Hmm... That's going to be polarising - looks like it's trying way too hard - disparate styling ideas all trying to say 'I am a high quality product'. The wood doesn't add anything - except to highlight how awkward the screen looks set into it (especially the smaller one) - black leather was better at helping it integrate & maintained the 'hip-flask idea. That huge full-length logo is really crude too.
When will marketing teams outside of A***e realise that sometimes less really is more?
All that said, it's still one of the things I'm especially interested to see (& hopefully hear) 'in the flesh' at CANJAM UK.
Well, if you want to talk shop...
Apple does their design the way they do because they are catering to a specific market that is absolutely enormous. Their minimalist design allows them to appeal to a broader range of people, while still allowing room to make their product look hip and chique. It's the "popular" look.
But not everyone was a popular kid in high school
All metaphors aside, the real audio enthusiast market is a lot more specific than Apple's target customer, which is basically 1 in 4 people in the world.
Echobox doesn't care about selling to 1 in 4 people, because we know we can't. I mean don't get me wrong, if I thought I could sell as many Explorers as Apple has sold iPhones, I'd probably take a few more of their styling cues. And I recognize that we will lose a sale here and there because of the design. But we know our market
![Headphone Smile :) :)](https://cdn.head-fi.org/e/headfi/smily_headphones1.gif)
and if you look through the responses, most people in this thread are pretty stoked about the wood and overall design. It probably looks like it's "trying too hard" to you because it's just not your taste, and that's fine! To me, products that look like that hyper-minimalist Apple style are the ones that look like they're trying too hard - to me it reeks of the kind of pretension that has rich snobs matching their silk undies with monogrammed pocket squares
But to each their own!
Obviously I'd love it if you bought an Explorer anyways
and I will tell you we're working on a more minimalist, albeit still unqiue, alternative design, but really, the Explorer is a player that's designed for a more specific type of person than an iPhone - people who want a distinctive high end device that very clearly doesn't skimp on materials or build quality, while still delivering the performance that an audiophile using $200-$1000 headphones or earphones can hear when they compare it to a smartphone or iPod. We don't want to just make another slab or metal box - that's what everyone else is doing, with some minor variations at the very top-end. We think that audiophilia is a unique hobby, and that the devices should be just as unique as the hobby itself - I mean *** look at the HD800! It looks like it sat on an alien's lab desk until some dude who got abducted for an anal probing swiped it while the aliens were out to lunch
![Stick Out Tongue :p :p](data:image/gif;base64,R0lGODlhAQABAIAAAAAAAP///yH5BAEAAAAALAAAAAABAAEAAAIBRAA7)

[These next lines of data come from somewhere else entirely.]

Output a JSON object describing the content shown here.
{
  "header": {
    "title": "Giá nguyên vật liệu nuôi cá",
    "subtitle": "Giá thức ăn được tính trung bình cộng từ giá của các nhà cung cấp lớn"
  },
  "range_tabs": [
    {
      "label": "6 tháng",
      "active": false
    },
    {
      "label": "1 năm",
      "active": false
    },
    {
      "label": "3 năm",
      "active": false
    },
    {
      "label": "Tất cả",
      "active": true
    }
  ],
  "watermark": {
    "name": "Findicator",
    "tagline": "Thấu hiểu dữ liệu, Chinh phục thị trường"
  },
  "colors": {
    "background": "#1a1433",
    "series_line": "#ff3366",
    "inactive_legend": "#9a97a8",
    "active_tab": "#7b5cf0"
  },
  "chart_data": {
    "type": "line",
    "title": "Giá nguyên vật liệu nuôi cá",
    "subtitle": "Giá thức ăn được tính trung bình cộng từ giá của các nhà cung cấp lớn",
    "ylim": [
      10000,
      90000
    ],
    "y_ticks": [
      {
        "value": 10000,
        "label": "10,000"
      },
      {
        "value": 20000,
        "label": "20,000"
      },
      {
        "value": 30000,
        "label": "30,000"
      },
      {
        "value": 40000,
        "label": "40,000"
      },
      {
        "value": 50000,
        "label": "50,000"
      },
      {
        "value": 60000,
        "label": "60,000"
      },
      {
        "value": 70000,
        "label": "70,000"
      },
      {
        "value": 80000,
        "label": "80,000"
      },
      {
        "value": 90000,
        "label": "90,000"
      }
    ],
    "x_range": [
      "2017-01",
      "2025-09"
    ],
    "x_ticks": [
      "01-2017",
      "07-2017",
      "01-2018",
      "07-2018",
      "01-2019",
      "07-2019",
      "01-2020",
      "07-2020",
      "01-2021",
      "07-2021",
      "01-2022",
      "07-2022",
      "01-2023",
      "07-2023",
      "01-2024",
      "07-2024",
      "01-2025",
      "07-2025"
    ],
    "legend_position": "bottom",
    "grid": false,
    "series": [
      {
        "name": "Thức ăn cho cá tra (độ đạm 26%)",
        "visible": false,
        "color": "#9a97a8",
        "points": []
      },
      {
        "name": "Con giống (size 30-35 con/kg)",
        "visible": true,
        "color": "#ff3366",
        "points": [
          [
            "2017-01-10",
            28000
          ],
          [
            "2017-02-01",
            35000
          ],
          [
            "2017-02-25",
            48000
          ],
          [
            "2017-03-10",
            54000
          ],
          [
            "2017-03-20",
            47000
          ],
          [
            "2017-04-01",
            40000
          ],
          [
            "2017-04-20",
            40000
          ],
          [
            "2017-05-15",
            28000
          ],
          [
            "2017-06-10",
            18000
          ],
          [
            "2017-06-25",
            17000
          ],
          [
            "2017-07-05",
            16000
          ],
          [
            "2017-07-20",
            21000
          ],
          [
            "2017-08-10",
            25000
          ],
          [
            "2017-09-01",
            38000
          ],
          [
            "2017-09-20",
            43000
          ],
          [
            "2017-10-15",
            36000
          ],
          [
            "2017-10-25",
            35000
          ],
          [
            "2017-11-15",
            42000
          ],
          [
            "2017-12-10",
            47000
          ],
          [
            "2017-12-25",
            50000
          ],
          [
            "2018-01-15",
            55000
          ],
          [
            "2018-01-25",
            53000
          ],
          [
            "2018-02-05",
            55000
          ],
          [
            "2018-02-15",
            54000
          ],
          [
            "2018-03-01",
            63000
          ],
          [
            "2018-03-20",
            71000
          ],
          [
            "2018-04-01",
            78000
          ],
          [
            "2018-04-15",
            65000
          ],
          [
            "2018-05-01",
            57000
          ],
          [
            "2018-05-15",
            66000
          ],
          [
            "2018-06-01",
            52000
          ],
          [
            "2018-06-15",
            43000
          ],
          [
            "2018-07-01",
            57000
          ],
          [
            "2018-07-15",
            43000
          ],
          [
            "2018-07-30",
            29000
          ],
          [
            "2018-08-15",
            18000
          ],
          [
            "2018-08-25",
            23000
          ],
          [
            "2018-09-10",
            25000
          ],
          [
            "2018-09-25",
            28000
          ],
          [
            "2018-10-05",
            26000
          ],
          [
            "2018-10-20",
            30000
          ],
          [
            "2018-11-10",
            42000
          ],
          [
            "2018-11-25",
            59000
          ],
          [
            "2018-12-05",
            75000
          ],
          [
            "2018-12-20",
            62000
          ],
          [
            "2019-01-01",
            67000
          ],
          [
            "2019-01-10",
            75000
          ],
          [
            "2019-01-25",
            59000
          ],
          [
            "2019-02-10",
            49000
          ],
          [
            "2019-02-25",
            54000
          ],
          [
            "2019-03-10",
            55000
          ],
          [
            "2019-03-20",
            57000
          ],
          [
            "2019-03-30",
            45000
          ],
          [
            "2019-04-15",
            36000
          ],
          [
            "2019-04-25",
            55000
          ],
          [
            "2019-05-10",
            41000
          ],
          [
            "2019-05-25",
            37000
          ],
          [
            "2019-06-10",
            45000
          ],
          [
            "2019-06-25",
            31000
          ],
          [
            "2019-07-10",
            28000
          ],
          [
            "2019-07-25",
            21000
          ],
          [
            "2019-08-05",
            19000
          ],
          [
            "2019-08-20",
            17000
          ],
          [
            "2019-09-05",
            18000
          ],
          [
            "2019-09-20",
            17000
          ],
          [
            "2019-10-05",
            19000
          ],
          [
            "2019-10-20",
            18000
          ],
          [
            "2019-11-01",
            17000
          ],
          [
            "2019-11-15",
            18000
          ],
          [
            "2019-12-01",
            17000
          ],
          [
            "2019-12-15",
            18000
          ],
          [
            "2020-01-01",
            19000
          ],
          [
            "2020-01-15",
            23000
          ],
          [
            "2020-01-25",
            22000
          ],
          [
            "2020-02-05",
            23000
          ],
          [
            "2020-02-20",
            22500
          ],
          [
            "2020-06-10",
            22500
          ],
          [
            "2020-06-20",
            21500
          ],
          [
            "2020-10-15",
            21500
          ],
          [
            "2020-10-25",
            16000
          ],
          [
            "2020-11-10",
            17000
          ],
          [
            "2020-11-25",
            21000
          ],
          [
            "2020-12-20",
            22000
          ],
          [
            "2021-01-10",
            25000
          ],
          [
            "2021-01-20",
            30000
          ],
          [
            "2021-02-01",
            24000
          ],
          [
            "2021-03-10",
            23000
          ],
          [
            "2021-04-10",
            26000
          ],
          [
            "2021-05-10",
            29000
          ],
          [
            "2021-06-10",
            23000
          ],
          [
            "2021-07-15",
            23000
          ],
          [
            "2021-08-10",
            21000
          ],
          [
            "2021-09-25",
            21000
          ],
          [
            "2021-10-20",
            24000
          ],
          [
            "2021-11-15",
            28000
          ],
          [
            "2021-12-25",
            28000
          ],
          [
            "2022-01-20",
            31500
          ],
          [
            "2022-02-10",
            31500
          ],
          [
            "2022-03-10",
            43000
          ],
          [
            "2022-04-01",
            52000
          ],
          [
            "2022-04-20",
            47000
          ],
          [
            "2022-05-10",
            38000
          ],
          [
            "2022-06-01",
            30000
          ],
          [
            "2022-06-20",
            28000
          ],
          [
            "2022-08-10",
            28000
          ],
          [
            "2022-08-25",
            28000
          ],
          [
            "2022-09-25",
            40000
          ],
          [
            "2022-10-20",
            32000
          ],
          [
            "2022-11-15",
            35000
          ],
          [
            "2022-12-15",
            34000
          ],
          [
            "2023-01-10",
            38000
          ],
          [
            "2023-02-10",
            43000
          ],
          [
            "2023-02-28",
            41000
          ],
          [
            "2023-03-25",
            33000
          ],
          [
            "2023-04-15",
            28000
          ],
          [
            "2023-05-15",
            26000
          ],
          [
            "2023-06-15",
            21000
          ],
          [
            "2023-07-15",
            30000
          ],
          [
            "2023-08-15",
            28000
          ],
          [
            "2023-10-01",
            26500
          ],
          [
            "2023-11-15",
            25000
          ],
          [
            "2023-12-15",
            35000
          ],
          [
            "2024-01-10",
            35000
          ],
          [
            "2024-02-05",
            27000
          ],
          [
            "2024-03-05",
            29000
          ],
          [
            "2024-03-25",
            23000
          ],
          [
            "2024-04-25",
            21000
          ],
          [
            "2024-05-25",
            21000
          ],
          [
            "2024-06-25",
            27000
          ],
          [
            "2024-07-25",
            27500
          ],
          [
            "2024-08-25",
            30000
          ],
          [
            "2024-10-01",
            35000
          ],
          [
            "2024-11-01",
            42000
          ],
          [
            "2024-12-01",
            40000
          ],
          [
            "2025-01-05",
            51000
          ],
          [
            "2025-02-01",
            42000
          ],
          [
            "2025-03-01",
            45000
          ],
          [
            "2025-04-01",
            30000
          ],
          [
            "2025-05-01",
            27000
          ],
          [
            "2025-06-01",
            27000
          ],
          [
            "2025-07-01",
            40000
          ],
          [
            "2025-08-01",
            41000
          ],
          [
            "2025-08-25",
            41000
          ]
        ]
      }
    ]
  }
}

And we all know that not everyone would wear a pair of Mad Dogs or EL8s out in public, but those of us who do wear them proudly!
Point is, we're not Apple, and we're not trying to be, either. The Explorer isn't about looking super cool or impressing your friends or making your desk into a physical representation of how much you have your **** together. It's about being a damn good player at an affordable price that is interesting, the kind of thing that you would see someone with out on the street and, if you're that curious type of person, ask them what the hell it is, get curious, wind up trying some headphones that ACTUALLY sound good, and maybe six months later wind up on Head-Fi looking for a used pair of HD650s or a UERM for reshell in the classifieds.
Because that's our real mission - we want to bring hifi to people who have never heard of it, or can't afford the super shiny Apple-ready gear that looks like it came out the ass end of a perfection-calculating robot. And not just the people who want to fit in and be "cool" by having something others don't, but the people who have their own sense of style, who recognize something cool and unique when they see it. Personally, I feel like the Explorer is the kind of gadget people will keep for years and years, and show off to their kids some day when all portable tech is integrated into a holograph-projecting contact lens that is controlled by brain impulses communicated through a neural implant, and say, "Man, look at this...we used to have these cool gadgets with interesting designs - now it's all in your head!"